17 November 2016
President Putin’s Other New Friends
No, not the American ones.
by Neil Tidmarsh
There were presidential elections last week. But of course you knew that. Did the results surprise you? It was even closer than the polls suggested, wasn’t it? But in the end Igor Dodon won, as expected. After all, he did win the first round last month with 47% of the votes, with Maia Sandu coming second with only 38%, so the results of the second round were hardly a surprise (although Ms Sandu did manage to close the gap somewhat, winning 47.89% to Mr Dodon’s 52.11%). So Igor Dodon is the new president elect of the republic of Moldova.
Of course, Moldova’s presidential election wasn’t the only one last week.
There was the one in Bulgaria, as well. Rumen Radev (an Independent candidate) won the second round with 59.37% of the vote, beating Tsetska Tsacheva (GERB party) with 36.16%. General Radev is a former commander of the Bulgarian airforce and, although an Independent, he is supported by the Bulgarian Socialist Party.
The significance to the outside world of these two elections is that both presidents elect are pro-Russian in countries groping their way from a Soviet past towards a Western Europe future. Both men made sympathetic overtures to Russia and President Putin immediately following their victories.
Moldova, a Balkan country sandwiched between Ukraine and Romania, was part of the Soviet Union but became independent following the break-up of the Union in 1990. It signed an association agreement with the EU in 2014, much to the annoyance of Russia, which promptly retaliated by slapping a trade embargo on Moldovan wine, fruit and vegetables. Last week’s election was seen as a struggle between supporters of the EU and supporters of Russia. The latter won; now the new president elect Igor Dodon wants to improve relations and restore ties with Russia. He has said that his first foreign visit will be to Moscow. “We have to restore a strategic partnership with the Russian Federation” he declared. Implicit in this is a distancing from the EU; he is pushing for early parliamentary elections, in 2017, to force out the country’s pro-EU government.
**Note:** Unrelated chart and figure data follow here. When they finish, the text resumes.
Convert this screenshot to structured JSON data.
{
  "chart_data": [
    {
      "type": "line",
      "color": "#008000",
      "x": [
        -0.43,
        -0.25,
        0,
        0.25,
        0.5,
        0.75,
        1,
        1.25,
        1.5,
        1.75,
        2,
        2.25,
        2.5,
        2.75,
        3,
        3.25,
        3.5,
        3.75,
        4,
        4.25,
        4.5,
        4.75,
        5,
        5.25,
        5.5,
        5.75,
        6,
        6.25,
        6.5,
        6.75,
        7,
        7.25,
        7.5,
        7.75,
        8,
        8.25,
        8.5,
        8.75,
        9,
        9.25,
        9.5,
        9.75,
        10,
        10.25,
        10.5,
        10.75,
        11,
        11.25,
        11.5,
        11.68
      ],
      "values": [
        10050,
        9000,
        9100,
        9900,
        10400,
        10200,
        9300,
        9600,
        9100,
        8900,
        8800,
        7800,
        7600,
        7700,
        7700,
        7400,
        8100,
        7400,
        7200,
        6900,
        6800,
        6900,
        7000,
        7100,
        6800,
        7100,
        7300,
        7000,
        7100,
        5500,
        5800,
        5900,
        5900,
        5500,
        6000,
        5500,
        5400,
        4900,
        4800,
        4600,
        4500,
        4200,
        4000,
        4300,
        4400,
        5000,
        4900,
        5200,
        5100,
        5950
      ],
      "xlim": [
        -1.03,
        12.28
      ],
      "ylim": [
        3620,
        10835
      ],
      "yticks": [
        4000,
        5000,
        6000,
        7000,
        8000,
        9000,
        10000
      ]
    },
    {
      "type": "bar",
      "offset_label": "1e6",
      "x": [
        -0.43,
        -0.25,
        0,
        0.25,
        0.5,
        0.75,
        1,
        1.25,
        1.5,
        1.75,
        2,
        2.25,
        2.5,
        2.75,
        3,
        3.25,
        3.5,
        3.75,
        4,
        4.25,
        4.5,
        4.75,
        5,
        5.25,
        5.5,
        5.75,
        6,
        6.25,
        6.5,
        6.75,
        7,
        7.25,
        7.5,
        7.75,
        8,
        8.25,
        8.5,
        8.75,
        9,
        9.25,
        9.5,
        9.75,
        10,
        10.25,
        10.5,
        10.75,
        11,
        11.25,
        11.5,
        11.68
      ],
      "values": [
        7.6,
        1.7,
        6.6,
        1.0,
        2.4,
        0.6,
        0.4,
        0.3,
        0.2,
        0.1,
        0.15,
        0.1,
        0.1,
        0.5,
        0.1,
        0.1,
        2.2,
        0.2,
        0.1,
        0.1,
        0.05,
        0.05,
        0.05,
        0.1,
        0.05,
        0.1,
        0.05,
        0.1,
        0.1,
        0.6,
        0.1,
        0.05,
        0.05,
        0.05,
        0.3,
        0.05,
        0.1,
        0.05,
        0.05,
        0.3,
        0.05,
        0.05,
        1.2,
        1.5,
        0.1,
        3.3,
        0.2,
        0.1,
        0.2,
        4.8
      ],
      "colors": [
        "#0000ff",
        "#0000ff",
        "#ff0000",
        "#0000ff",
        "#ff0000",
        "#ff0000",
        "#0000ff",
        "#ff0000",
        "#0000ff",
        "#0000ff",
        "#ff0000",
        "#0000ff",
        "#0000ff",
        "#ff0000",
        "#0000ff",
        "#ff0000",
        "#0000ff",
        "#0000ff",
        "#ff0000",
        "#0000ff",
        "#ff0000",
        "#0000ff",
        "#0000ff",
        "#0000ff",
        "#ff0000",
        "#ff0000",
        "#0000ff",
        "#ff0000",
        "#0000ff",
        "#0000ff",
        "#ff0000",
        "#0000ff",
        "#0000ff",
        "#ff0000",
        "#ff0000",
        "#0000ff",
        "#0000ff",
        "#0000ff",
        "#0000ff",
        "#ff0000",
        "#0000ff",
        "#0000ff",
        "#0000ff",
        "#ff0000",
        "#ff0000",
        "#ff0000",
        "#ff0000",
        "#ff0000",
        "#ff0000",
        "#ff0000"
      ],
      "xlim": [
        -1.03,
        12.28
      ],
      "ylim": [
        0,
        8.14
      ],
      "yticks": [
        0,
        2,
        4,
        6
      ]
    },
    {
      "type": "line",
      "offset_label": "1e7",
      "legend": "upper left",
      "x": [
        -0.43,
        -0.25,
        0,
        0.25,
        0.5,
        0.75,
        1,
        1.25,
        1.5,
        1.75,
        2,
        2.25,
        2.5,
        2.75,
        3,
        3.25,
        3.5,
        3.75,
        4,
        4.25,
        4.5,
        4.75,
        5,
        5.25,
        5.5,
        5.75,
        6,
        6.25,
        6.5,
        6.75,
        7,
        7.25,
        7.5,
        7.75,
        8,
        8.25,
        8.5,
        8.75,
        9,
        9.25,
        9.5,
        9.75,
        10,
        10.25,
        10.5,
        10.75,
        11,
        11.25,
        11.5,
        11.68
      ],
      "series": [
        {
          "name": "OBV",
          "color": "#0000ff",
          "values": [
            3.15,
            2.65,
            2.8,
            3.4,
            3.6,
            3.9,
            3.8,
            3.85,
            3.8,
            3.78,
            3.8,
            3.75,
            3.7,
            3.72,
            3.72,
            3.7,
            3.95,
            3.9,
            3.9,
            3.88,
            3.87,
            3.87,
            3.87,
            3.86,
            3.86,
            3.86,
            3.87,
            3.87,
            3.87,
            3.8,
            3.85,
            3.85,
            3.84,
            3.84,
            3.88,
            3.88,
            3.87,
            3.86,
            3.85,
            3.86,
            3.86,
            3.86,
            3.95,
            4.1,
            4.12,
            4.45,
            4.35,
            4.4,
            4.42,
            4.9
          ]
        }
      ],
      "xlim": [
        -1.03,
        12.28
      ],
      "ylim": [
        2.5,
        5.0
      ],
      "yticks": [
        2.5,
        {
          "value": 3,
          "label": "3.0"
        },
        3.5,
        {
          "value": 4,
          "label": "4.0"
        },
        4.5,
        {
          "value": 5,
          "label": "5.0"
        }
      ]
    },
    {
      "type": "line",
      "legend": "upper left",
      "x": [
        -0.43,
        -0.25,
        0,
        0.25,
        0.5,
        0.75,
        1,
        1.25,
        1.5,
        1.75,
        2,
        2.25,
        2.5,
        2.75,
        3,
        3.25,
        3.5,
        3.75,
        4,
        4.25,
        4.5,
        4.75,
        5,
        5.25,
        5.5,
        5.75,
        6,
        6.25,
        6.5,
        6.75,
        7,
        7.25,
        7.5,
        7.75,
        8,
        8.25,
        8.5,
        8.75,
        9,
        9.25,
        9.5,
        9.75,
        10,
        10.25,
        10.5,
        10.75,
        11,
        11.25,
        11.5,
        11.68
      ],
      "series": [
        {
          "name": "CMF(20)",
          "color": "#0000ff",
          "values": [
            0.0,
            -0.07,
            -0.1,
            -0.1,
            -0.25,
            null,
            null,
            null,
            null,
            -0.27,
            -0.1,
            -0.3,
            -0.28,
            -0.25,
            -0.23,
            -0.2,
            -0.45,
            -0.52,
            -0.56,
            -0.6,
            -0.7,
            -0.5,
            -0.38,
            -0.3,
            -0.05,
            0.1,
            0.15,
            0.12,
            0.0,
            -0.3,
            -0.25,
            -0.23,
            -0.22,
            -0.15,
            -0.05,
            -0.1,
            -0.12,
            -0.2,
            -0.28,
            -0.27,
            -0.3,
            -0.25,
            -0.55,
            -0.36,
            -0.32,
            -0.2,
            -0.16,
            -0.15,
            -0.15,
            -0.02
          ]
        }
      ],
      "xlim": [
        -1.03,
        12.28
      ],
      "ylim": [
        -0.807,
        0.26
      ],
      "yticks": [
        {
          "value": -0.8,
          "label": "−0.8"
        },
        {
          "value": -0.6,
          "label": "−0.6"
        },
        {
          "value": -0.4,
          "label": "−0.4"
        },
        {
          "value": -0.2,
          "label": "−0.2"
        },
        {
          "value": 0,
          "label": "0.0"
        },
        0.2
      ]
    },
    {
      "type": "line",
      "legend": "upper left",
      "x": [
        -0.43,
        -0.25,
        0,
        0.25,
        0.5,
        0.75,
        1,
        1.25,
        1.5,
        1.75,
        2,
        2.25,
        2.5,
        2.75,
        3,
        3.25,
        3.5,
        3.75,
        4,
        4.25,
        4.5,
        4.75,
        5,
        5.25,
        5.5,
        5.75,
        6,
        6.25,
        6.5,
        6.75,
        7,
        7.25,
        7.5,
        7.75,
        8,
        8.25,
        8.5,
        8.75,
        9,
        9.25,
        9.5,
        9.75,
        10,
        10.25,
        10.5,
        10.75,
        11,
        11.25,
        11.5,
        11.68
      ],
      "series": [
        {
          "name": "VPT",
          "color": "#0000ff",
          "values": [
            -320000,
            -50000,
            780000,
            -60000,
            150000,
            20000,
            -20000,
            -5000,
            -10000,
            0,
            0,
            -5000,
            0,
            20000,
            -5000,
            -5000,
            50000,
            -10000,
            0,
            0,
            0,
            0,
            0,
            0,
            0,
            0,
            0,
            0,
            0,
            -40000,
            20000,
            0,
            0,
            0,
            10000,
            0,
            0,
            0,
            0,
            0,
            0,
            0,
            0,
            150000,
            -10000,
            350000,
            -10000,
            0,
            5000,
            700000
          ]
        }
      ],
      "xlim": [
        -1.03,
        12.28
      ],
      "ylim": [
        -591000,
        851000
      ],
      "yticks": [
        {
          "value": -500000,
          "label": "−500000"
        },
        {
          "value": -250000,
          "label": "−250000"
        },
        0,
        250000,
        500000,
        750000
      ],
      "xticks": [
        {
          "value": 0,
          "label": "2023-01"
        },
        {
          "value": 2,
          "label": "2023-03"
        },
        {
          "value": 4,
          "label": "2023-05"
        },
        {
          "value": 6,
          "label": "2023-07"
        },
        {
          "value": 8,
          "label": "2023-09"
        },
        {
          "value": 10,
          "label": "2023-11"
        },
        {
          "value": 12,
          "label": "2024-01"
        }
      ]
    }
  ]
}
Meanwhile, prime minister Pavel Filip has insisted that Moldova’s path towards the EU “cannot be reversed”.
Bulgaria was part of the Soviet block, but is now a member of both the EU and Nato (Russia was particularly annoyed recently when Bulgaria closed its airspace to Russian Airforce re-fuelling flights to Syria). However, new president elect Ruman Radev opposes the sanctions against Russia which were imposed by the EU following the Ukraine and Crimea crisis. Like Moldova’s Igor Dodon, he is calling for closer ties with Moscow. The Bulgarian prime minister, Boiko Borisov, has already tendered his resignation – his GERB government is pro-Europe – so there may well be early parliamentary elections, revolving around the ‘East or West’ question, in Bulgaria as well as Moldova.
These overtures have been welcomed enthusiastically by the Kremlin, just as it has welcomed the victory of Donald Trump, who has professed admiration for Putin and has said he will seek friendlier relations with Russia when he is president. But the pro-Russian declarations of the presidents elect of Bulgaria and Moldova could be even more significant and consequential than those of the president elect of the USA. The Balkans are physically caught between Russia and the West. They don’t have the breadth of the Atlantic to separate them from Russia. Their position has always left them vulnerable and sensitive, and their internal tug of war between East and West has always been potentially disastrous, not just for themselves but for the whole world.
All that is evident enough in Ukraine’s current tragedy. Moldova itself has its own secessionist problem; its Russian-speaking region of Trans-Dneister – a long, thin stretch of land between the Dneister River and Ukraine – declared independence in 1991, and is one of the world’s “frozen conflicts”. It’s also evident in this week’s news from Poland that the remains of former president Lech Kaczynski are to be exhumed as part of a new investigation into the plane crash near Smolensk in Russia which killed him and other leading Polish figures in 2010.
Last month there were elections in another Balkan state, Montenegro; not presidential elections, but parliamentary elections. And last week, the country’s chief special prosecutor revealed details of an alleged plot to assassinate the prime minister, Milo Djukanovic, on election day. Mr Djukanovic’s government is pro-EU and pro-Nato; the prosecutor claims that the alleged assassination attempt was part of a Russian-nationalist plot to overthrow the whole government, a pro-Russian coup. Twenty Montenegrins and Serbians have been arrested, including the former commander of Serbia’s special police force and a number who have allegedly fought for the Russian-backed separatists in Ukraine. The prosecutor claims that another forty people were involved, including Russian nationals, and that a professional hit-man was hired to fire the shot at the prime minister.
Luckily, that was the shot that did not echo around the world, as it were. But contemplating its possible consequences (in the spirit of counterfactual history, or of quantum physics’ alternative universes) is unnerving to say the least, especially in the light of the shot which did indeed echo around the world from the same neighbourhood just over one hundred years ago, fired by that other anti-West, pro-East assassin, Gavrilo Princip, in Sarajevo on 28 June 1914.